Kommissarin Kyriakides hat nun die ersten Elemente für solch eine Gesundheitsunion vorgestellt. So soll die EU-Gesundheitsbehörde ECDC mit Sitz in Stockholm gestärkt werden. Dafür sollen zum Beispiel die Mitgliedsländer verpflichtet werden, verlässliche, vollständige und vergleichbare Zahlen zu liefern. "Wenn diese Daten nicht geteilt werden, führt das zur uneinheitlichen Anwendung von Gesundheitsmaßnahmen, und damit zu Verwirrung und Misstrauen bei den Bürgern", sagte Kyriakides.

Auf Basis dieser Daten soll das ECDC den Mitgliedstaaten künftig konkrete Empfehlungen für Maßnahmen geben können, auch wenn diese nicht bindend sind. Gesundheitspolitik ist nach wie vor Sache der Mitgliedstaaten. Insofern ist das, was die Kommission nun vorstellte, bereits eine "erhebliche Veränderung", wie Kyriakides sagte. Für die neuen Aufgaben soll das ECDC auch personell aufgestockt werden, von jetzt etwa 280 auf dann etwa 350 Mitarbeiter. Zum Vergleich: Beim Robert-Koch-Institut, das "nur" für Deutschland zuständig ist, arbeiten 1200 Menschen. Das zeigt, wie wenig Verantwortung die Mitgliedstaaten der EU in Gesundheitsfragen bisher übertragen haben.

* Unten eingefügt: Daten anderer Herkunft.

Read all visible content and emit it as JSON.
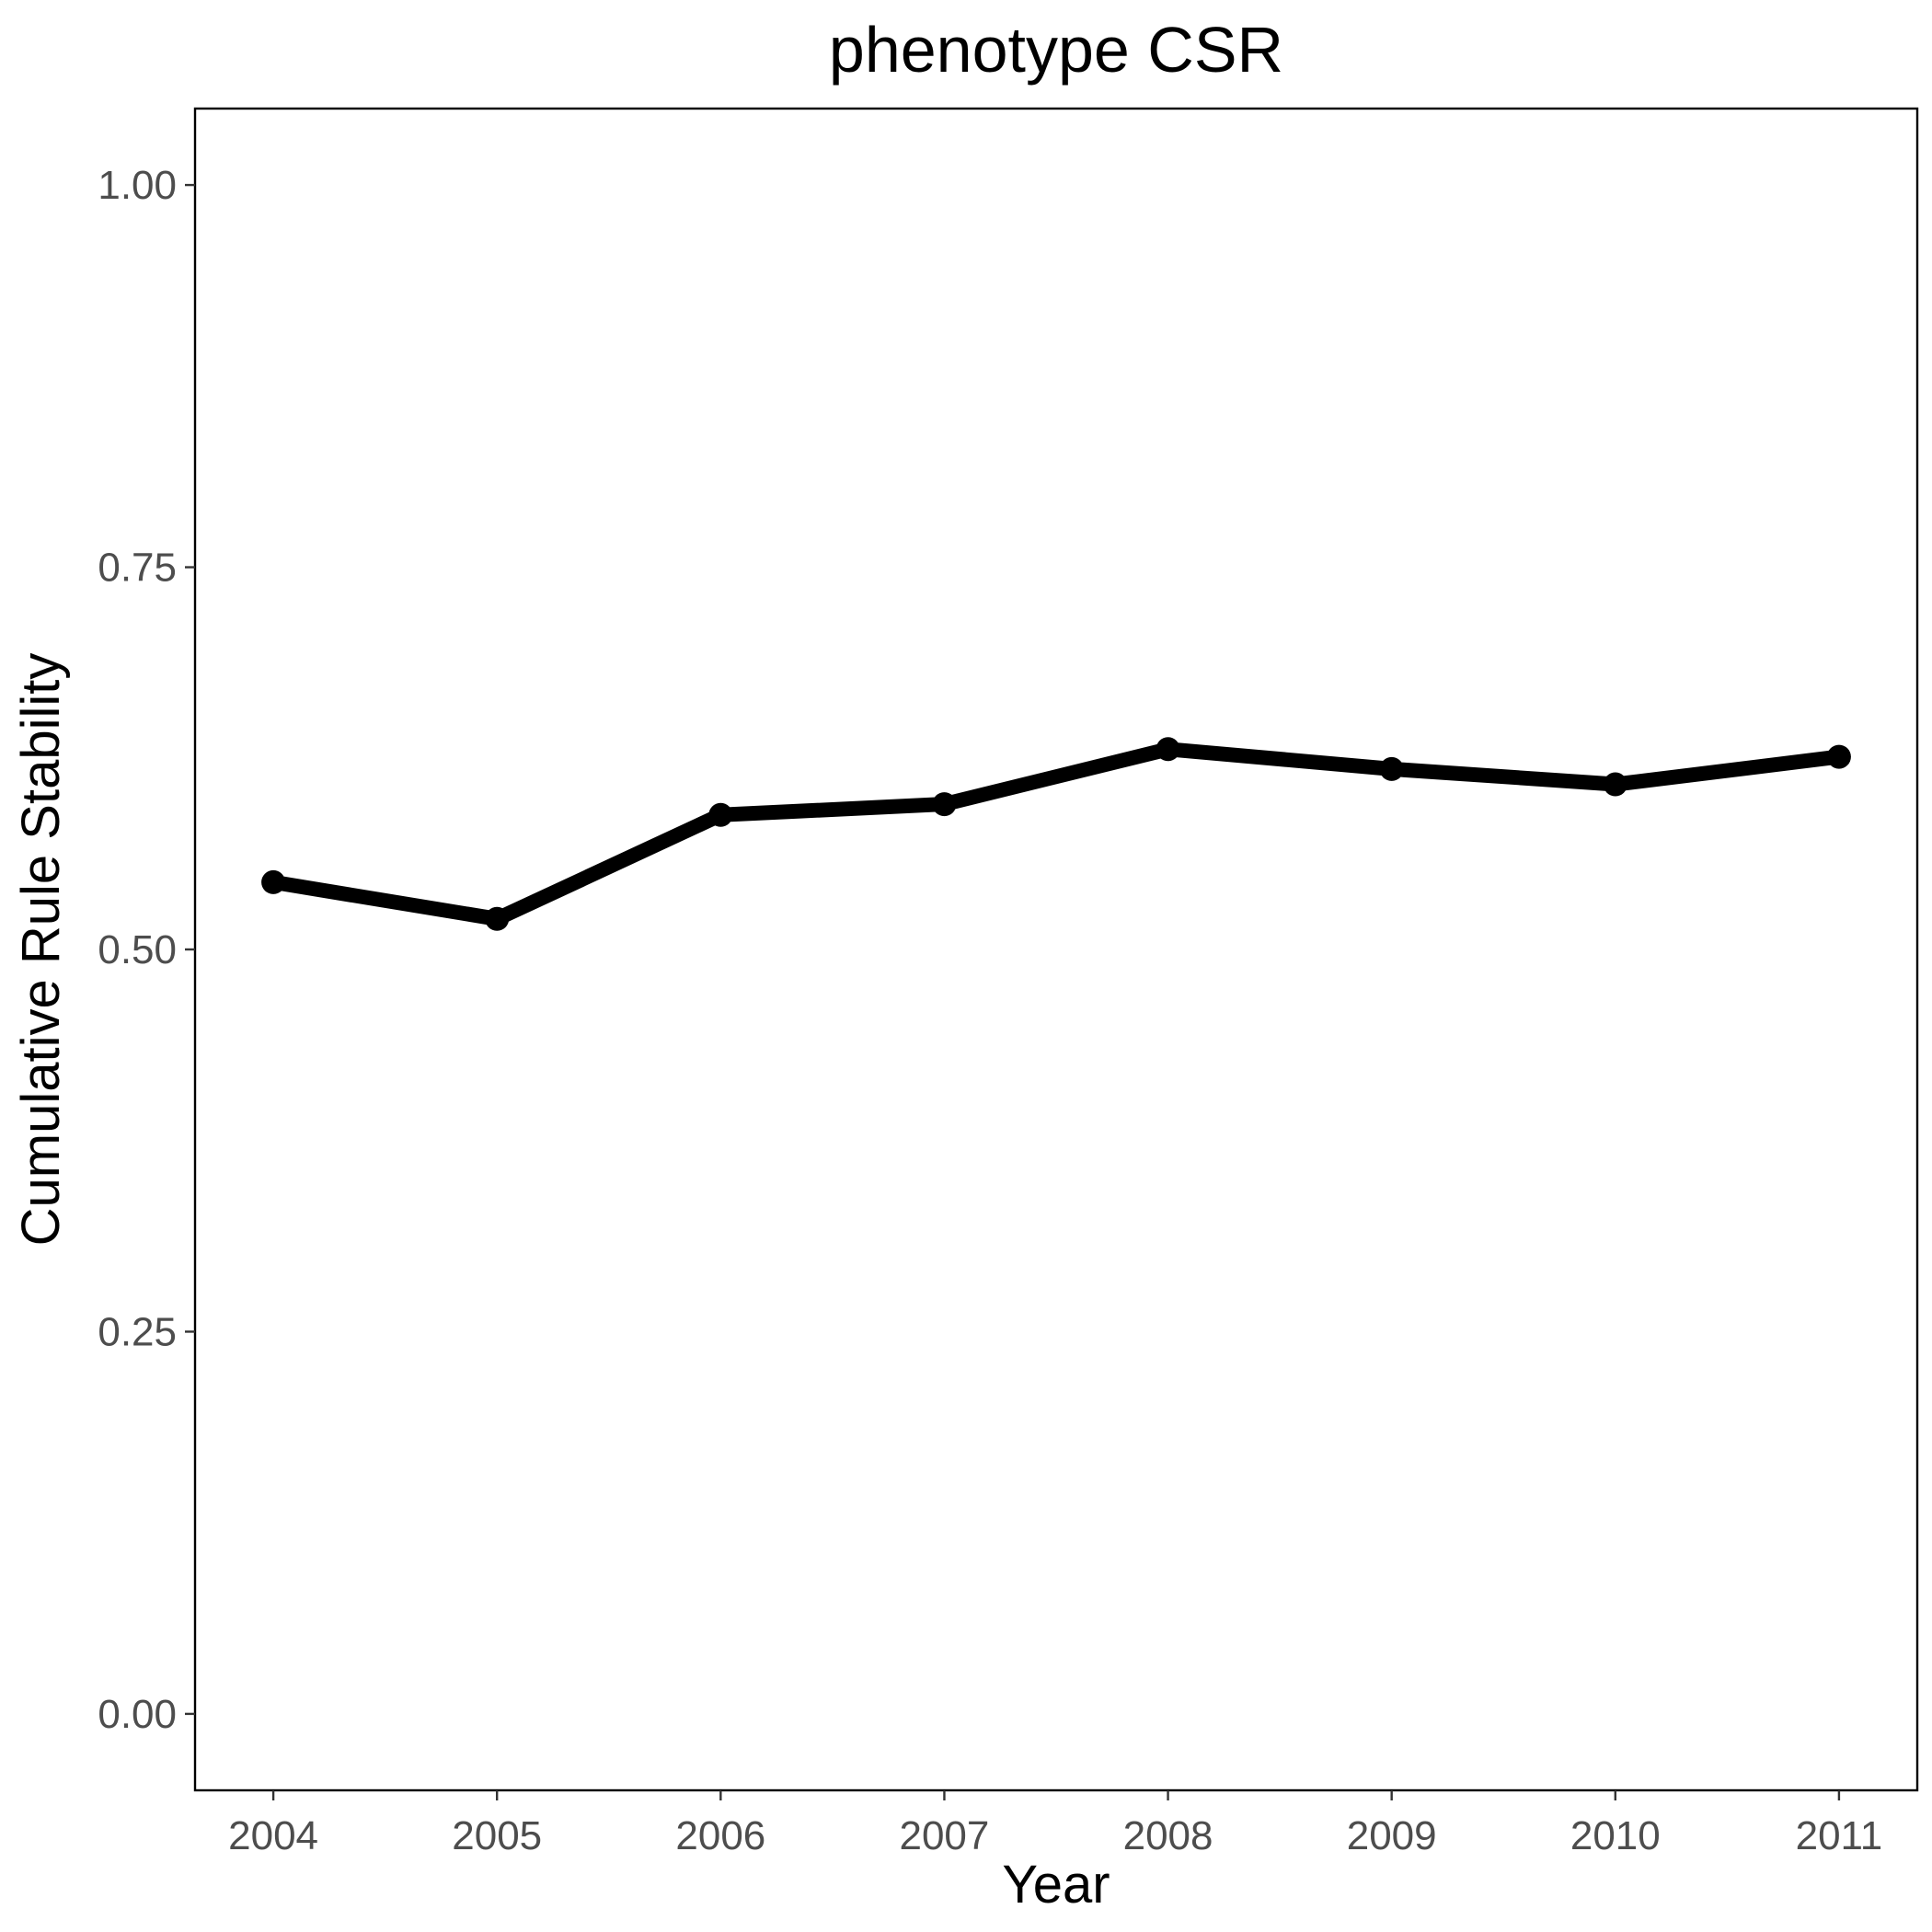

Die Arzneimittelbehörde EMA soll ebenfalls gestärkt werden. Sie soll zum Beispiel den Auftrag bekommen, Lücken in der Arzneimittelversorgung aufzudecken und zu beheben.

Als drittes Element will die Kommission im kommenden Jahr eine ganz neue EU-Behörde ins Leben rufen: "Hera", so der EU-typisch luftige Name (kurz für "European Health Emergency Response Authority"). Aufgabe von Hera soll es vor allem sein, den medizinischen und sonstigen Materialbedarf für künftige Notlagen vorherzusehen. Sie soll die nötigen Produktionskapazitäten, Entwicklungsstätten und den Rohstoffbedarf erfassen und sicherstellen, dass Schwachstellen in der Lieferkette behoben werden.

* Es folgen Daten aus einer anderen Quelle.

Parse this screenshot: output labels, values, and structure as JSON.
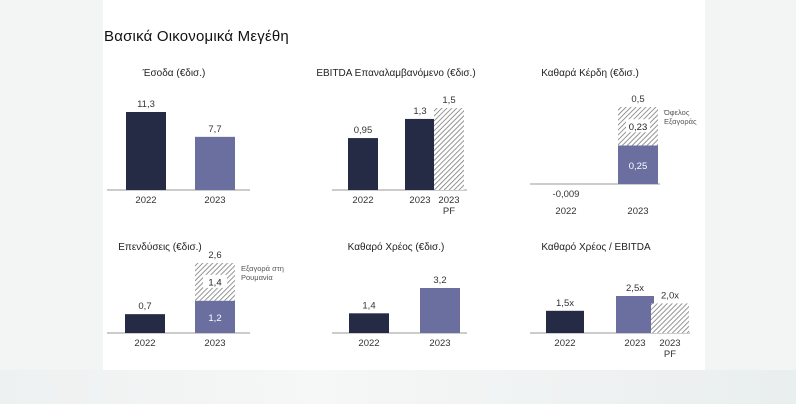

Schließlich soll die EU künftig auch ohne Zutun der Weltgesundheitsorganisation eine gesundheitliche Notlage ausrufen können. Dadurch würde die Union flexibler auf Gesundheitskrisen reagieren können.

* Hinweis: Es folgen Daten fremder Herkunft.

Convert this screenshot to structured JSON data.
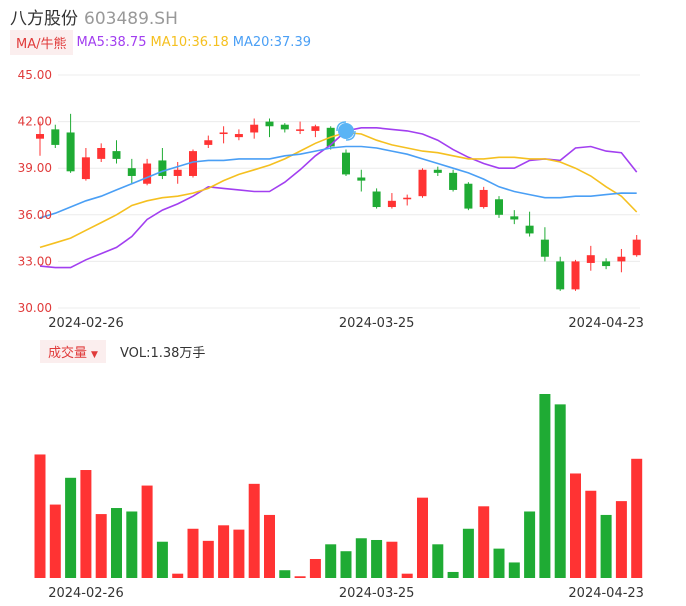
{
  "header": {
    "name": "八方股份",
    "code": "603489.SH"
  },
  "indicators": {
    "badge": "MA/牛熊",
    "ma5": "MA5:38.75",
    "ma10": "MA10:36.18",
    "ma20": "MA20:37.39"
  },
  "volume_panel": {
    "badge": "成交量",
    "label": "VOL:1.38万手"
  },
  "colors": {
    "up": "#ff3333",
    "down": "#1fab34",
    "ma5": "#a23ff0",
    "ma10": "#f5c020",
    "ma20": "#4a9ff5",
    "axis_text": "#e03b3b"
  },
  "chart_data": [
    {
      "type": "candlestick",
      "ylim": [
        30,
        45
      ],
      "yticks": [
        "45.00",
        "42.00",
        "39.00",
        "36.00",
        "33.00",
        "30.00"
      ],
      "xticks": [
        "2024-02-26",
        "2024-03-25",
        "2024-04-23"
      ],
      "candles": [
        {
          "o": 40.9,
          "c": 41.2,
          "h": 42.0,
          "l": 39.8
        },
        {
          "o": 41.5,
          "c": 40.5,
          "h": 41.8,
          "l": 40.3
        },
        {
          "o": 41.3,
          "c": 38.8,
          "h": 42.5,
          "l": 38.7
        },
        {
          "o": 38.3,
          "c": 39.7,
          "h": 40.3,
          "l": 38.2
        },
        {
          "o": 39.6,
          "c": 40.3,
          "h": 40.6,
          "l": 39.4
        },
        {
          "o": 40.1,
          "c": 39.6,
          "h": 40.8,
          "l": 39.3
        },
        {
          "o": 39.0,
          "c": 38.5,
          "h": 39.6,
          "l": 38.0
        },
        {
          "o": 38.0,
          "c": 39.3,
          "h": 39.6,
          "l": 37.9
        },
        {
          "o": 39.5,
          "c": 38.5,
          "h": 40.3,
          "l": 38.3
        },
        {
          "o": 38.5,
          "c": 38.9,
          "h": 39.4,
          "l": 38.0
        },
        {
          "o": 38.5,
          "c": 40.1,
          "h": 40.2,
          "l": 38.4
        },
        {
          "o": 40.5,
          "c": 40.8,
          "h": 41.1,
          "l": 40.3
        },
        {
          "o": 41.2,
          "c": 41.3,
          "h": 41.7,
          "l": 40.6
        },
        {
          "o": 41.0,
          "c": 41.2,
          "h": 41.5,
          "l": 40.8
        },
        {
          "o": 41.3,
          "c": 41.8,
          "h": 42.2,
          "l": 40.9
        },
        {
          "o": 42.0,
          "c": 41.7,
          "h": 42.2,
          "l": 41.0
        },
        {
          "o": 41.8,
          "c": 41.5,
          "h": 41.9,
          "l": 41.3
        },
        {
          "o": 41.4,
          "c": 41.5,
          "h": 42.0,
          "l": 41.2
        },
        {
          "o": 41.4,
          "c": 41.7,
          "h": 41.8,
          "l": 41.0
        },
        {
          "o": 41.6,
          "c": 40.4,
          "h": 41.7,
          "l": 40.2
        },
        {
          "o": 40.0,
          "c": 38.6,
          "h": 40.2,
          "l": 38.5
        },
        {
          "o": 38.4,
          "c": 38.2,
          "h": 38.9,
          "l": 37.5
        },
        {
          "o": 37.5,
          "c": 36.5,
          "h": 37.7,
          "l": 36.4
        },
        {
          "o": 36.5,
          "c": 36.9,
          "h": 37.4,
          "l": 36.4
        },
        {
          "o": 37.0,
          "c": 37.1,
          "h": 37.3,
          "l": 36.6
        },
        {
          "o": 37.2,
          "c": 38.9,
          "h": 39.0,
          "l": 37.1
        },
        {
          "o": 38.9,
          "c": 38.7,
          "h": 39.1,
          "l": 38.5
        },
        {
          "o": 38.7,
          "c": 37.6,
          "h": 38.9,
          "l": 37.5
        },
        {
          "o": 38.0,
          "c": 36.4,
          "h": 38.1,
          "l": 36.3
        },
        {
          "o": 36.5,
          "c": 37.6,
          "h": 37.8,
          "l": 36.4
        },
        {
          "o": 37.0,
          "c": 36.0,
          "h": 37.2,
          "l": 35.8
        },
        {
          "o": 35.9,
          "c": 35.7,
          "h": 36.3,
          "l": 35.4
        },
        {
          "o": 35.3,
          "c": 34.8,
          "h": 36.2,
          "l": 34.6
        },
        {
          "o": 34.4,
          "c": 33.3,
          "h": 35.2,
          "l": 33.0
        },
        {
          "o": 33.0,
          "c": 31.2,
          "h": 33.3,
          "l": 31.1
        },
        {
          "o": 31.2,
          "c": 33.0,
          "h": 33.1,
          "l": 31.1
        },
        {
          "o": 32.9,
          "c": 33.4,
          "h": 34.0,
          "l": 32.4
        },
        {
          "o": 33.0,
          "c": 32.7,
          "h": 33.2,
          "l": 32.5
        },
        {
          "o": 33.0,
          "c": 33.3,
          "h": 33.8,
          "l": 32.3
        },
        {
          "o": 33.4,
          "c": 34.4,
          "h": 34.7,
          "l": 33.3
        }
      ],
      "series": [
        {
          "key": "ma5",
          "values": [
            32.7,
            32.6,
            32.6,
            33.1,
            33.5,
            33.9,
            34.6,
            35.7,
            36.3,
            36.7,
            37.2,
            37.8,
            37.7,
            37.6,
            37.5,
            37.5,
            38.1,
            38.9,
            39.8,
            40.5,
            41.4,
            41.6,
            41.6,
            41.5,
            41.4,
            41.2,
            40.8,
            40.2,
            39.7,
            39.3,
            39.0,
            39.0,
            39.5,
            39.6,
            39.5,
            40.3,
            40.4,
            40.1,
            40.0,
            38.75
          ]
        },
        {
          "key": "ma10",
          "values": [
            33.9,
            34.2,
            34.5,
            35.0,
            35.5,
            36.0,
            36.6,
            36.9,
            37.1,
            37.2,
            37.4,
            37.7,
            38.2,
            38.6,
            38.9,
            39.2,
            39.6,
            40.1,
            40.6,
            41.0,
            41.3,
            41.2,
            40.8,
            40.5,
            40.3,
            40.1,
            40.0,
            39.8,
            39.6,
            39.6,
            39.7,
            39.7,
            39.6,
            39.6,
            39.4,
            39.0,
            38.5,
            37.8,
            37.2,
            36.18
          ]
        },
        {
          "key": "ma20",
          "values": [
            35.8,
            36.1,
            36.5,
            36.9,
            37.2,
            37.6,
            38.0,
            38.4,
            38.8,
            39.1,
            39.4,
            39.5,
            39.5,
            39.6,
            39.6,
            39.6,
            39.8,
            39.9,
            40.1,
            40.3,
            40.4,
            40.4,
            40.3,
            40.1,
            39.9,
            39.6,
            39.3,
            39.0,
            38.7,
            38.3,
            37.8,
            37.5,
            37.3,
            37.1,
            37.1,
            37.2,
            37.2,
            37.3,
            37.4,
            37.39
          ]
        }
      ]
    },
    {
      "type": "bar",
      "title": "成交量",
      "values": [
        1.43,
        0.85,
        1.16,
        1.25,
        0.74,
        0.81,
        0.77,
        1.07,
        0.42,
        0.05,
        0.57,
        0.43,
        0.61,
        0.56,
        1.09,
        0.73,
        0.09,
        0.02,
        0.22,
        0.39,
        0.31,
        0.46,
        0.44,
        0.42,
        0.05,
        0.93,
        0.39,
        0.07,
        0.57,
        0.83,
        0.34,
        0.18,
        0.77,
        2.13,
        2.01,
        1.21,
        1.01,
        0.73,
        0.89,
        1.38
      ],
      "up": [
        1,
        1,
        0,
        1,
        1,
        0,
        0,
        1,
        0,
        1,
        1,
        1,
        1,
        1,
        1,
        1,
        0,
        1,
        1,
        0,
        0,
        0,
        0,
        1,
        1,
        1,
        0,
        0,
        0,
        1,
        0,
        0,
        0,
        0,
        0,
        1,
        1,
        0,
        1,
        1
      ]
    }
  ]
}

Zur Umsetzung dieser Ideen hat die Kommission drei Gesetzesvorhaben vorgelegt, über die nun die EU-Staaten und das Europäische Parlament beraten müssen. Bei den Abgeordneten dürfte die Kommission auf Verbündete stoßen - sie hatten schon lange vor der Kommission solch eine Gesundheitsunion gefordert. Dementsprechend positiv wurden die Vorschläge vom Mittwoch dort aufgenommen. Sie seien "ein erster wichtiger und richtiger Schritt", sagte etwa Peter Liese, der gesundheitspolitische Sprecher der Christdemokraten. Sein SPD-Kollege Tiemo Wölken sagte, die Staatengemeinschaft brauche "endlich mehr Kompetenzen im Gesundheitsbereich, um harmonisch und koordiniert zu agieren".

Auch Kyriakides weiß, dass es für die Verwirklichung ihrer Vorschläge vor allem auf die Hauptstädte ankommt: "Unsere Gesundheitsunion wird nur so stark sein, wie das Engagement unserer Mitgliedstaaten", sagte sie. Das freilich gilt nicht nur für die nun anstehenden Gespräche über die drei Verordnungen. Ein EU-Beamter formulierte es so: "Wir werden dieses Virus nicht mit Gesetzgebung besiegen."